ATA/1347/2018 du 13.12.2018 sur JTAPI/1131/2018 ( MC ) , ADMIS

En fait
En droit
RÉPUBLIQUE ET CANTON DE GENÈVE

 

POUVOIR JUDICIAIRE

A/3969/2018-MC ATA/1347/2018

COUR DE JUSTICE

Chambre administrative

Arrêt du 13 décembre 2018

 

dans la cause

 

COMMISSAIRE DE POLICE

contre

Monsieur A______
représenté par Me Romain Aeschmann, avocat

_________


Recours contre le jugement du Tribunal administratif de première instance du 20 novembre 2018 (JTAPI/1131/2018)


EN FAIT

1. Monsieur A______, né le ______ 1958, de nationalité algérienne, possède un titre de séjour en France et est domicilié à Bordeaux.

2. Le 12 novembre 2018, M. A______ a été interpellé à Genève. Il faisait l'objet de trois avis de recherche pour des vols à la tire dans les Transports publics genevois (ci-après : TPG) commis les 21 septembre 2018, 9 octobre 2018 et 1er novembre 2018.

3. Interrogé par la police, M. A______ a reconnu les trois vols précités. Il avait gardé l'argent et utilisé les cartes volées pour faire des achats. Il n'avait pas réussi à débloquer le téléphone portable qu'il avait dérobé, et l'avait déposé sur un muret. Il s'était également débarrassé des portefeuilles et des cartes.

Il était venu dans la région deux mois et demi plus tôt. Il ne faisait que des allers-retours et ne dormait jamais à Genève. Le matin même, il se trouvait ainsi à Annemasse. Il n'avait pas de lien particulier avec la Suisse, n'y avait pas de famille et n'y avait jamais bénéficié d'un titre de séjour. Il avait laissé ses papiers d'identité à Bordeaux, où il était domicilié. Rien ne s'opposait à son renvoi de Suisse, et il pouvait lui-même subvenir à son rapatriement.

4. Par ordonnance pénale du 13 novembre 2018, le Ministère public a condamné M. A______ à une peine privative de liberté de six mois, avec sursis pendant trois ans, ainsi qu'à une amende de CHF 300.-, pour vols, utilisation frauduleuse d'un ordinateur, entrée illégale en Suisse et utilisation frauduleuse d'un ordinateur d'importance mineure.

Cette ordonnance pénale a été communiquée le jour même à M. A______, en mains propres, et n'a pas été frappée d'opposition depuis lors.

5. Le 13 novembre 2018 également, le commissaire de police a notifié en mains propres à M. A______ une décision d'interdiction de pénétrer dans le canton de Genève pour une durée de douze mois.
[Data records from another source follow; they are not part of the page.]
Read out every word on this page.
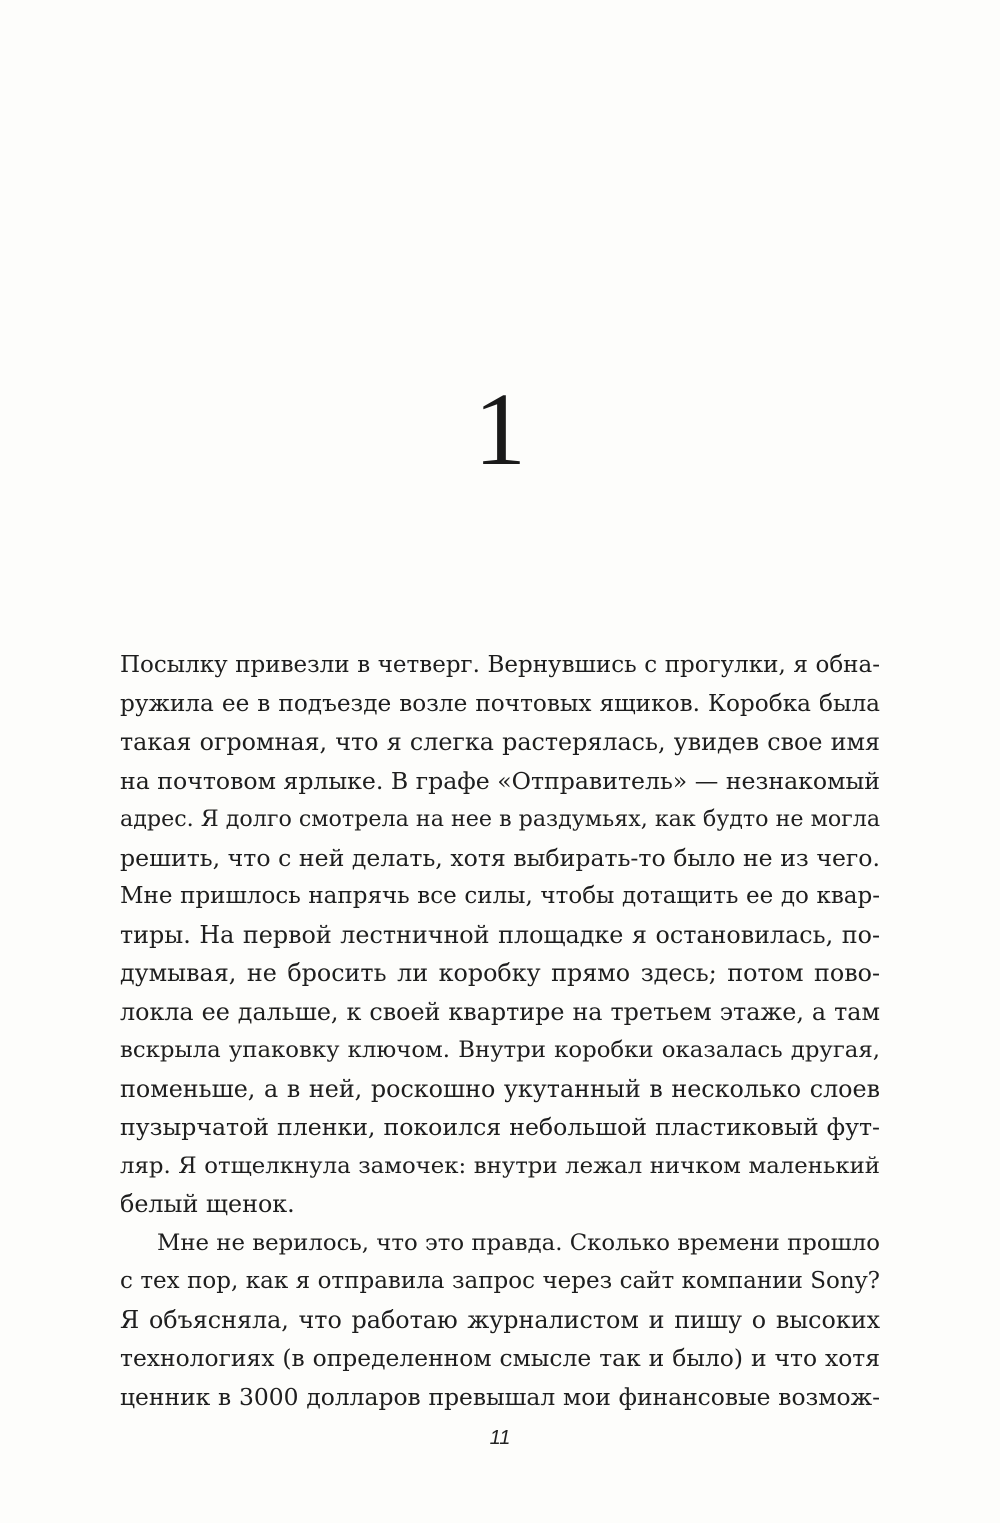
1
Посылку привезли в четверг. Вернувшись с прогулки, я обна-
ружила ее в подъезде возле почтовых ящиков. Коробка была
такая огромная, что я слегка растерялась, увидев свое имя
на почтовом ярлыке. В графе «Отправитель» — незнакомый
адрес. Я долго смотрела на нее в раздумьях, как будто не могла
решить, что с ней делать, хотя выбирать-то было не из чего.
Мне пришлось напрячь все силы, чтобы дотащить ее до квар-
тиры. На первой лестничной площадке я остановилась, по-
думывая, не бросить ли коробку прямо здесь; потом пово-
локла ее дальше, к своей квартире на третьем этаже, а там
вскрыла упаковку ключом. Внутри коробки оказалась другая,
поменьше, а в ней, роскошно укутанный в несколько слоев
пузырчатой пленки, покоился небольшой пластиковый фут-
ляр. Я отщелкнула замочек: внутри лежал ничком маленький
белый щенок.
Мне не верилось, что это правда. Сколько времени прошло
с тех пор, как я отправила запрос через сайт компании Sony?
Я объясняла, что работаю журналистом и пишу о высоких
технологиях (в определенном смысле так и было) и что хотя
ценник в 3000 долларов превышал мои финансовые возмож-
11
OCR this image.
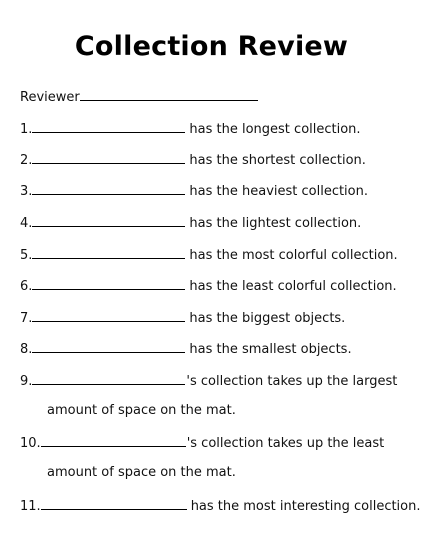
Collection Review
Reviewer
1.	has the longest collection.
2.	has the shortest collection.
3.	has the heaviest collection.
4.	has the lightest collection.
5.	has the most colorful collection.
6.	has the least colorful collection.
7.	has the biggest objects.
8.	has the smallest objects.
9.	's collection takes up the largest
amount of space on the mat.
10.	's collection takes up the least
amount of space on the mat.
11.	has the most interesting collection.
M. A______ n'était titulaire d'aucun titre de séjour en Suisse. Il avait été condamné pour vol, soit un crime. Son activité criminelle sur le territoire suisse constituait une menace pour la sécurité et l'ordre publics. Les conditions posées pour une interdiction de pénétrer dans un territoire déterminé étaient dès lors remplies.

La durée et l'étendue de la mesure s'inscrivaient dans le cadre de la jurisprudence. La durée de douze mois se justifiait au regard de sa condamnation pour divers vols et du risque de récidive y associé.

M. A______ a formé opposition immédiate à cette décision.

6. Lors de l'audience qui s'est tenue par-devant le Tribunal administratif de première instance (ci-après : TAPI) le 20 novembre 2018, M. A______ ne s'est pas présenté. Son conseil s'en est rapporté à justice sur le principe de la mesure et l'étendue du périmètre concerné, mais a conclu à la réduction à six mois de la durée de celle-ci.

7. Par jugement du 20 novembre 2018, le TAPI a admis partiellement l'opposition de M. A______ et a réduit la durée de l’interdiction à six mois, la confirmant pour le surplus.

S'agissant du périmètre d'interdiction, étendu à l'ensemble du canton de Genève, il ne constituait pas un usage excessif du pouvoir d'appréciation de l'autorité intimée, dans la mesure où M. A______ ne semblait venir dans ce canton que pour y commettre des infractions. Le dossier ne contenait aucun élément laissant entendre que sa présence serait nécessaire au sein de celui-ci, et l'intéressé ne s'était même pas donné la peine de venir apporter à l'audience des explications sur les motifs de son opposition. La durée de l'interdiction était néanmoins réduite à six mois, durée qui apparaissait mieux proportionnée au cas d'espèce.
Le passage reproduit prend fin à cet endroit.